= Transylvanian Society of Dracula =

Cultural-historic non-profit group

The Transylvanian Society of Dracula (TSD) is a cultural-historic, non-profit, non-governmental organization. Its members include Romanian and international scholars, folklorists, historians, esoterists, writers, cultural anthropologists, and individuals interested in comparative religion, magic and mythology. The TSD organizes scholarly activities both in Romania and abroad, as well as tours to sites of TSD interest in Romania.
Some high ranked Romanian members make money out of the touristic activities of the organization, through the Company of Mysterious Journeys tourist agency. Modifications to this agency have occurred since the founder Nicolae Paduraru died. The Halloween 2011 tour, for example, did not include Bran Castle or Curtea Veche -in spite of what was published on their website, but it included a beauty pageant. One of the Romanian members of TSD working at the agency was one of the presenters of the pageant.

== History ==
TSD was founded in the early 1990s by a group of writers, Romanian scholars, tourism experts, and others interested in Dracula and vampire folklore in Romania. Taking the lead was Nicolae Paduraru, formerly with the Romanian Ministry of Tourism. Paduraru died in May 2009

In May 1995, the TSD chapter in Romania organized the first World Dracula Congress. This event attracted scholars and aficionados from many countries. The list of speakers included some of the world's leading experts in the field, such as Gordon Melton, Elizabeth Miller, Matei Cazacu and Clive Leatherdale. The congress marked the first time when Romanian folklorists have the opportunity to share their knowledge and research in both the vampire legend and the history of Vlad Tepes with their counterparts in the West.
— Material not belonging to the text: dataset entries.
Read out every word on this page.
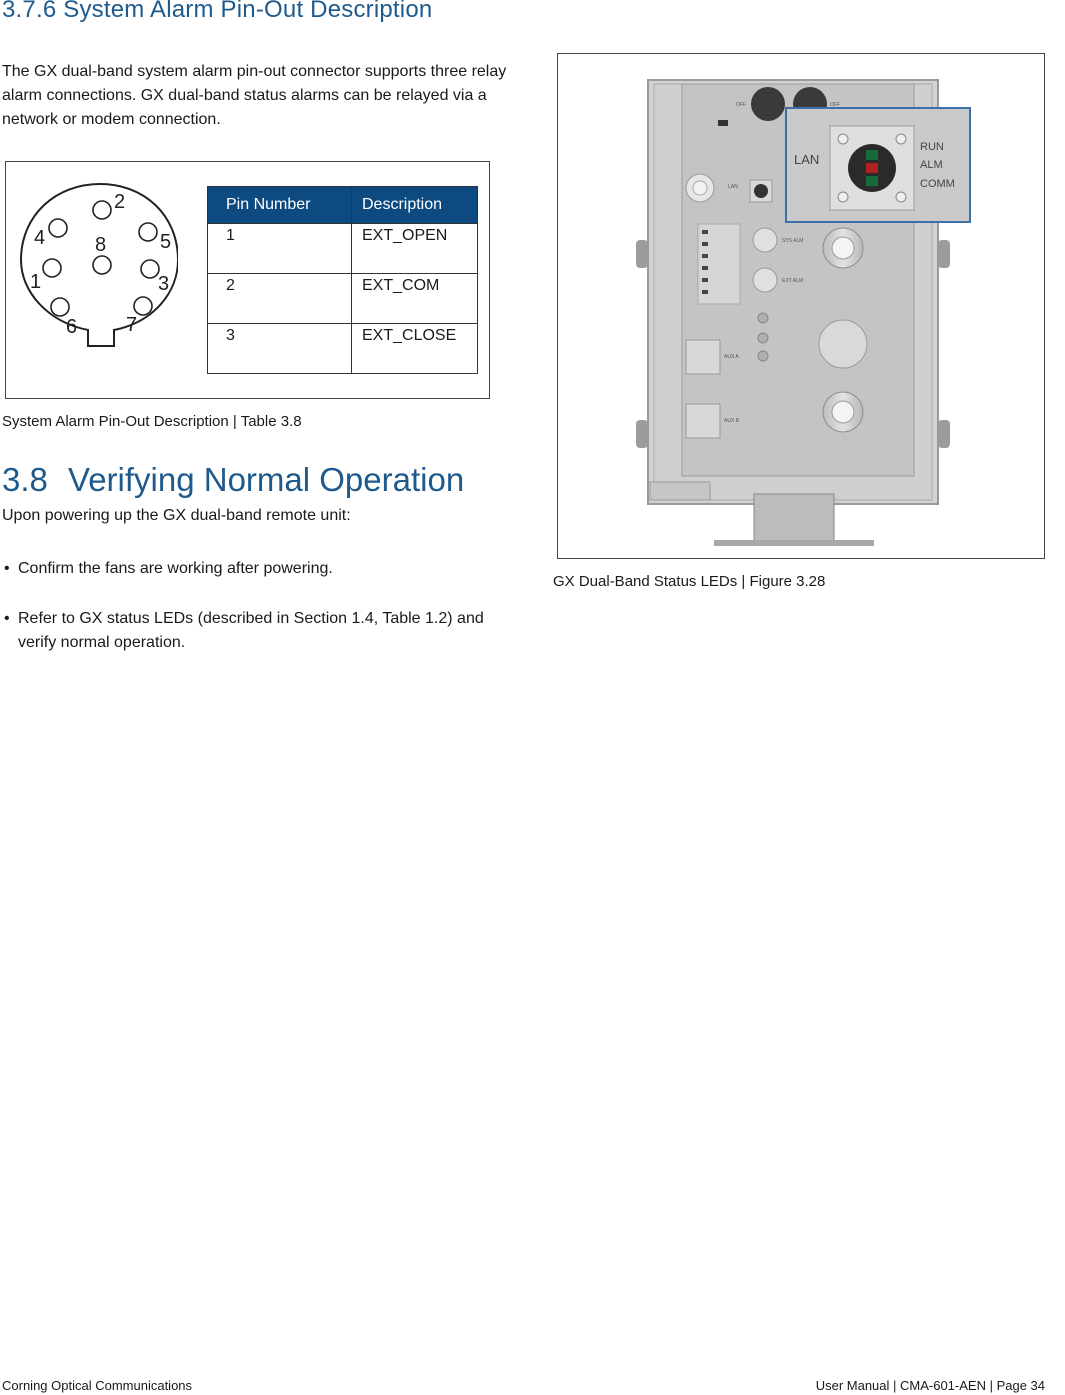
3.7.6 System Alarm Pin-Out Description

The GX dual-band system alarm pin-out connector supports three relay alarm connections. GX dual-band status alarms can be relayed via a network or modem connection.

2
4	5
8
1	3
6 7
Pin Number	Description
1	EXT_OPEN
2	EXT_COM
3	EXT_CLOSE

System Alarm Pin-Out Description | Table 3.8

3.8 Verifying Normal Operation

Upon powering up the GX dual-band remote unit:

• Confirm the fans are working after powering.
• Refer to GX status LEDs (described in Section 1.4, Table 1.2) and verify normal operation.
OFF	OFF
LAN
SYS ALM
EXT ALM
AUX A
AUX B
LAN
RUN
ALM
COMM

GX Dual-Band Status LEDs | Figure 3.28

Corning Optical Communications	User Manual | CMA-601-AEN | Page 34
During the conference both the American and the Canadian chapter were established by J. Gordon Melton and Elizabeth Miller respectively. The North American chapter is now housed at Pennsylvania's Kutztown University who publishes The Journal of Dracula Studies each year. Edited by Dr Anne DeLong and Dr Curt Herr, the peer-reviewed journal publishes essays on Vampire Studies from around the world. A short time later, an Italian chapter was founded by Massimo Introvigne, and since 2001, there is a German chapter run by Dr. Mark Benecke who acts as world president since 2010. In 2006 a Russian Chapter was opened. It is run by Mrs. Ekaterina Buley.

== Recent developments ==
The Canadian Chapter of the Transylvanian Society of Dracula was formed in 1995 following the first World Dracula Congress in Romania, as non-profit corporation. It published the MLA indexed Journal of Dracula Studies, with Elizabeth Miller as Chief Editor. It also published The Borgo Post, as a magazine for its members.
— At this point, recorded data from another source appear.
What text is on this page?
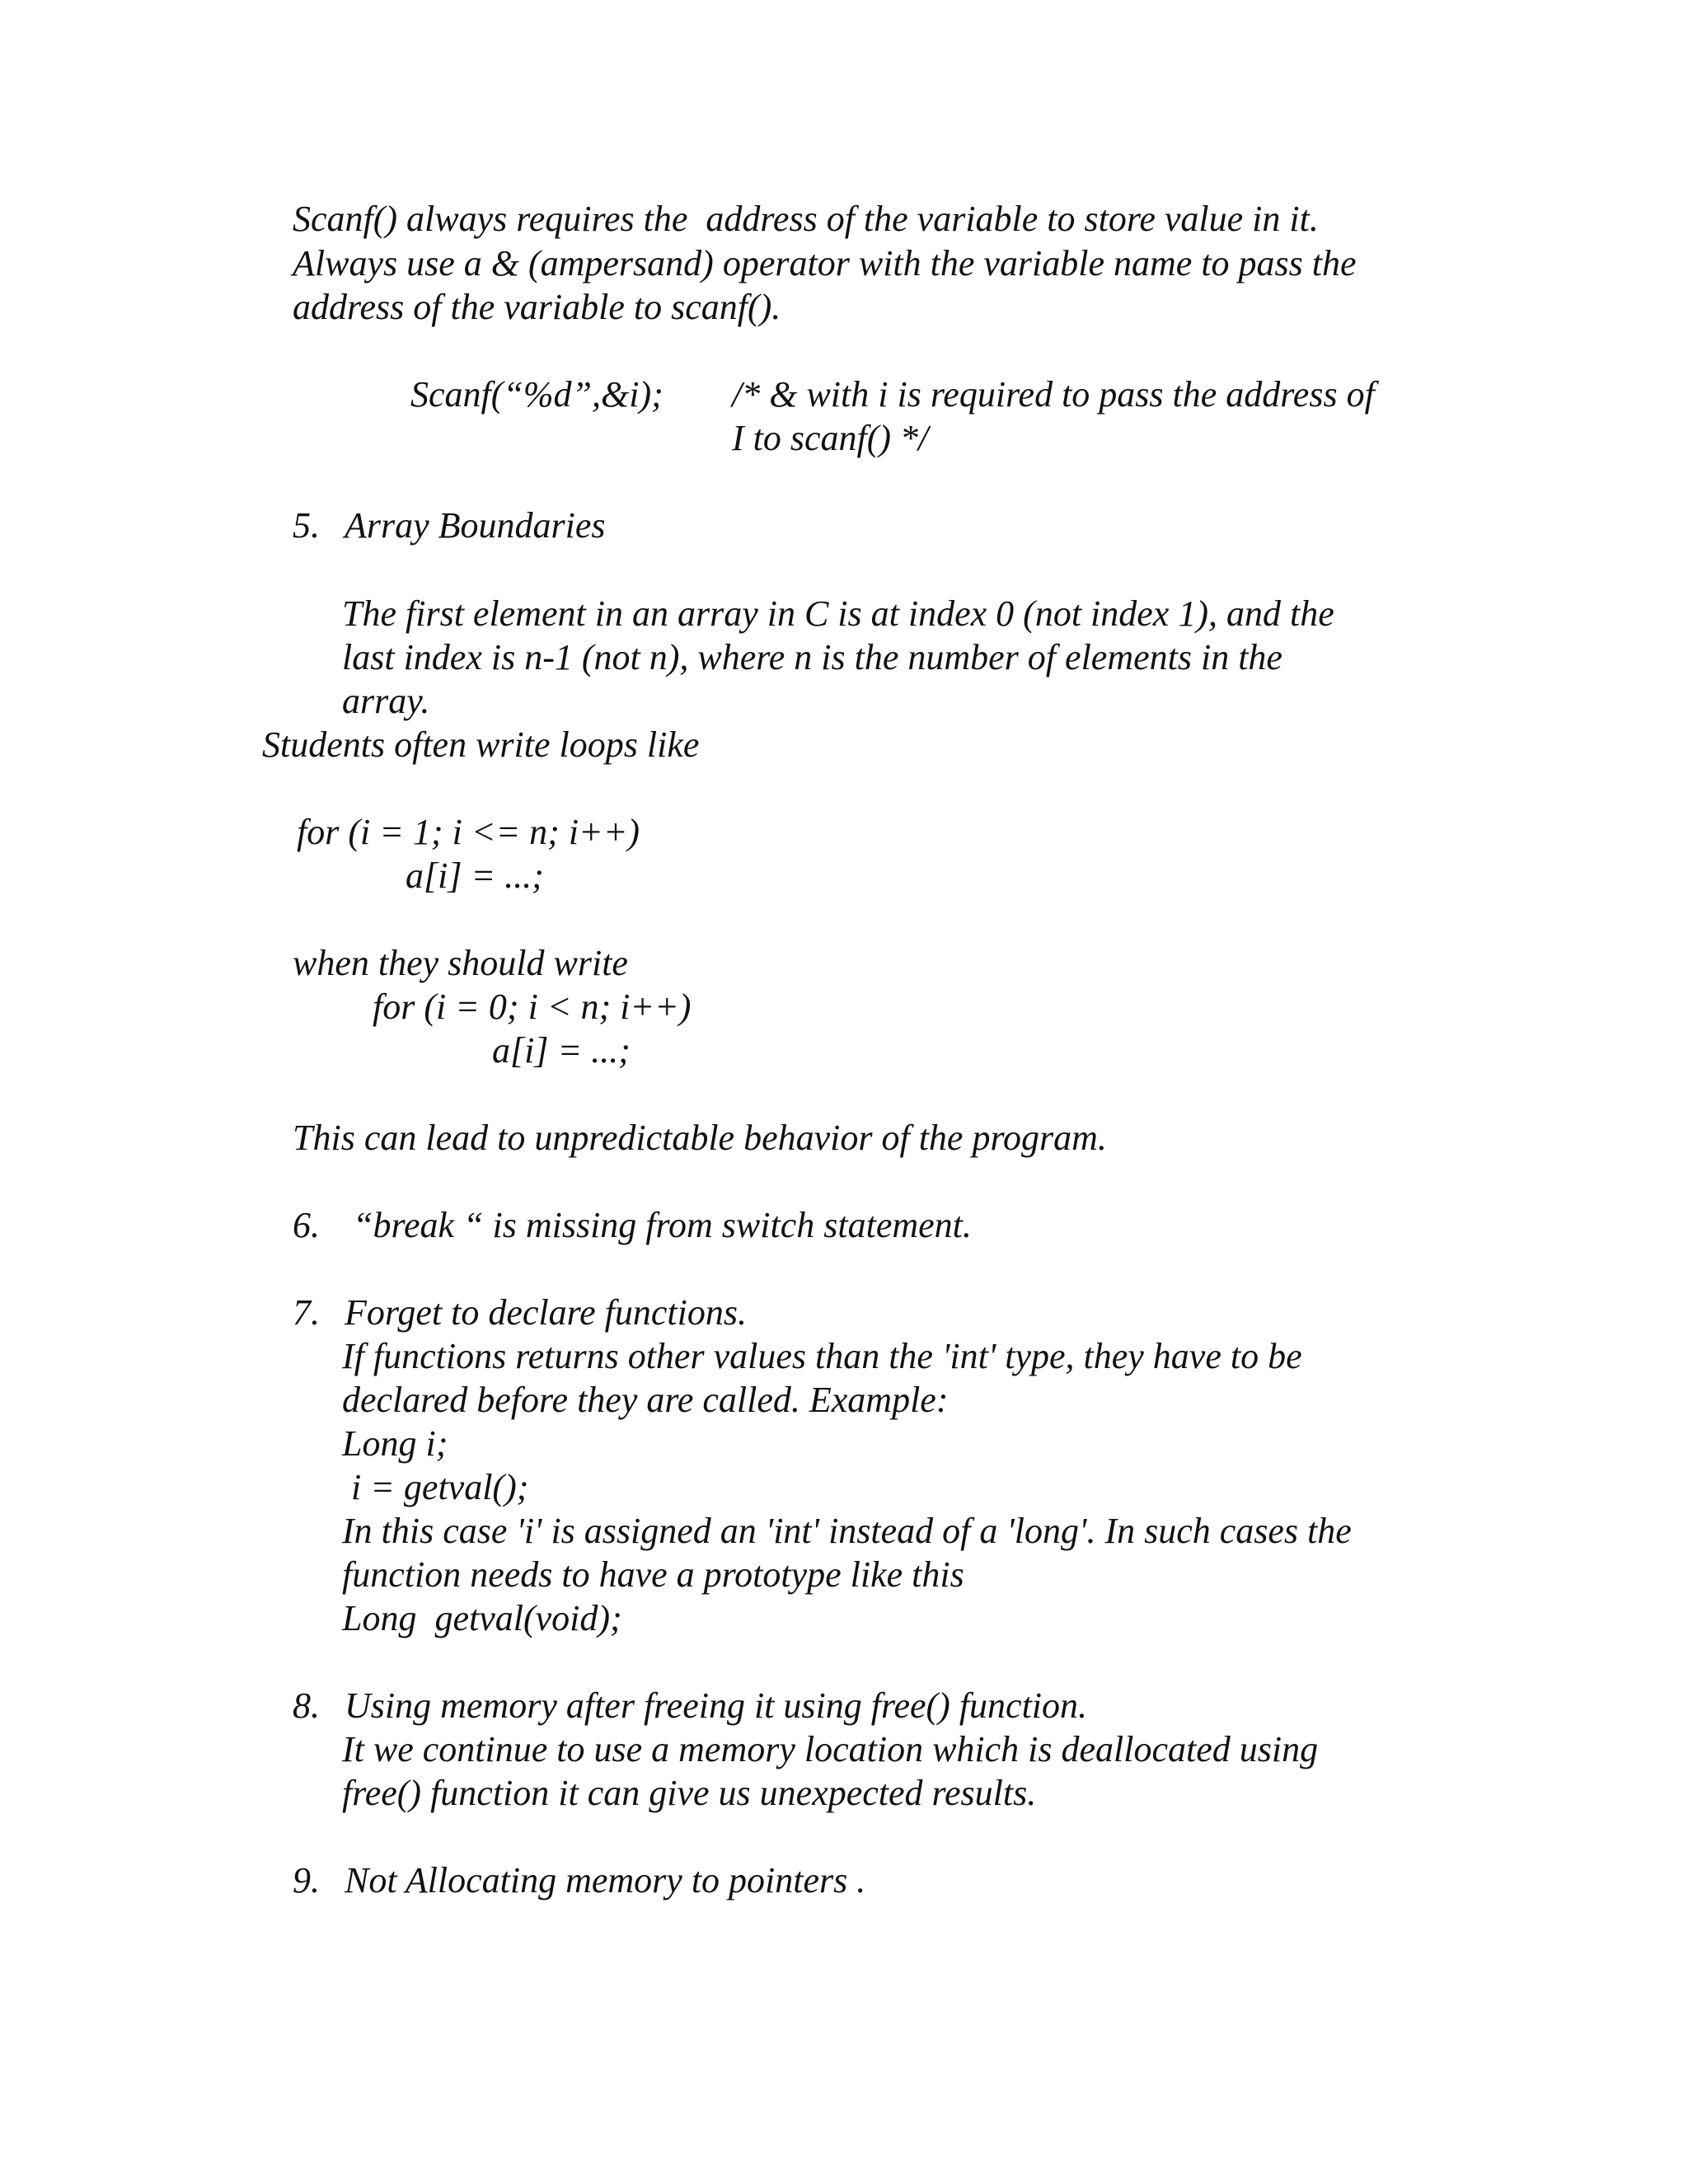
Scanf() always requires the  address of the variable to store value in it.
Always use a & (ampersand) operator with the variable name to pass the
address of the variable to scanf().
Scanf(“%d”,&i); /* & with i is required to pass the address of
I to scanf() */
5. Array Boundaries
The first element in an array in C is at index 0 (not index 1), and the
last index is n-1 (not n), where n is the number of elements in the
array.
Students often write loops like
for (i = 1; i <= n; i++)
a[i] = ...;
when they should write
for (i = 0; i < n; i++)
a[i] = ...;
This can lead to unpredictable behavior of the program.
6. “break “ is missing from switch statement.
7. Forget to declare functions.
If functions returns other values than the 'int' type, they have to be
declared before they are called. Example:
Long i;
i = getval();
In this case 'i' is assigned an 'int' instead of a 'long'. In such cases the
function needs to have a prototype like this
Long  getval(void);
8. Using memory after freeing it using free() function.
It we continue to use a memory location which is deallocated using
free() function it can give us unexpected results.
9. Not Allocating memory to pointers .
By the end of 2013, Dracula scholar Hans Corneel de Roos revived Letter from Castle Dracula, the news bulletin of the Romanian mother organization, and in cooperation with Daniela Diaconescu, Vice President of the T.S.D., published six illustrated issues with fresh research. Two years later, de Roos took the initiative to organize the Fourth World Dracula Congress, marking the T.S.D.'s 25 anniversary, in cooperation with Trinity College, Dublin. Co-organizers were Dr. Magdalena Grabias from Maria Curie-Sklodowska University in Lublin, Poland; Daniela Diaconescu, Bucharest, and (initially) Kristin Bone from San Diego, California. The conference took place on 20–21 October 2016, with Saturday 22 October dedicated to a Stoker-oriented walk through Dublin.
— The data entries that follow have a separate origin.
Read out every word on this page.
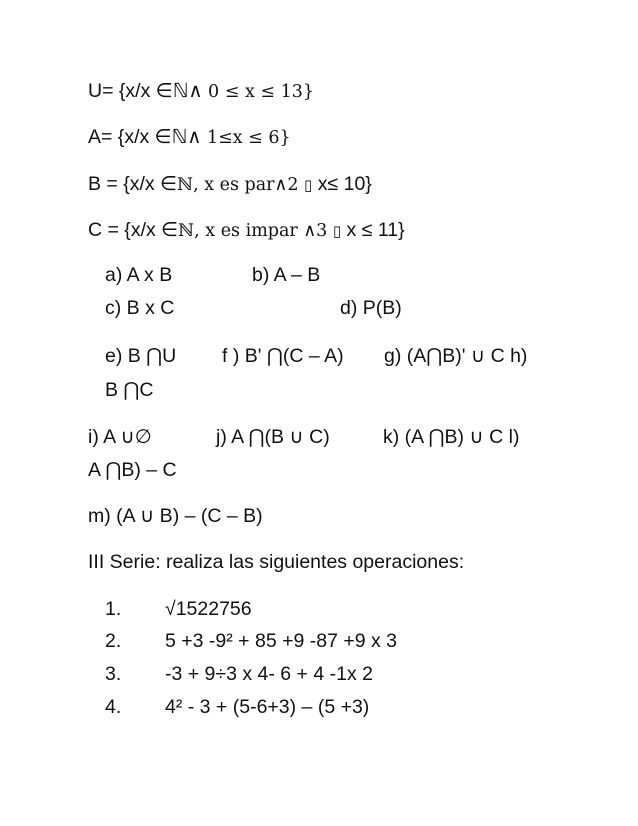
U= {x/x ∈ℕ∧ 0 ≤ x ≤ 13}
A= {x/x ∈ℕ∧ 1≤x ≤ 6}
B = {x/x ∈ℕ, x es par∧2 ▯ x≤ 10}
C = {x/x ∈ℕ, x es impar ∧3 ▯ x ≤ 11}
a) A x B	b) A – B
c) B x C	d) P(B)
e) B ⋂U f ) B' ⋂(C – A) g) (A⋂B)' ∪ C h)
B ⋂C
i) A ∪∅	j) A ⋂(B ∪ C)	k) (A ⋂B) ∪ C l)
A ⋂B) – C
m) (A ∪ B) – (C – B)
III Serie: realiza las siguientes operaciones:
1. √1522756
2. 5 +3 -9² + 85 +9 -87 +9 x 3
3. -3 + 9÷3 x 4- 6 + 4 -1x 2
4. 4² - 3 + (5-6+3) – (5 +3)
Although the international conference had an impressive roster of speakers and was considered a success, the inner circle of the T.S.D. in Bucharest decided not to follow up with further activities; instead, it subsumed itself under the North American Chapter of the Transylvanian Society of Dracula (TSD), formed at Kutztown University in Pennsylvania in 2016. The editorial seat of the Journal of Dracula Studies by now has been transferred to Kutztown University's English department, with Curt Herr and Anne DeLong as editors. The German, Italian and Russian chapters of the T.S.D not being active anymore, De Roos stepped back from his position at Letter from Castle Dracula and together with Magadalena Grabias initiated an independent international Dracula conference series ("Children of the Night" series) in cooperation with Transilvania University, Brașov. The first of these bi-annual conferences took place in October 2016; the series is supported by a "Children of the Night" Facebook group with 400 members.

The archive of Letter from Castle from Castle Dracula (23 December 2013 till 30 June 2016) is now hosted by The Vampire's Vault, a website managed by De Roos.

== Research Award ==
The Research Award of the Transylvanian Society has been granted twice during the 25 years of the existence of the Romanian mother organisation: Once to Prof. em. Elizabeth Miller from Toronto, for correcting numerous understandings about Stoker's novel and building a detailed documentation around his work for Dracula, and once to Hans Corneel de Roos, for the research contained in his book The Ultimate Dracula (Moonlake Editions, 2012) and his discovery that Makt myrkranna, the Icelandic version of Dracula, was no abridged translation of the English original, but a strongly modified version.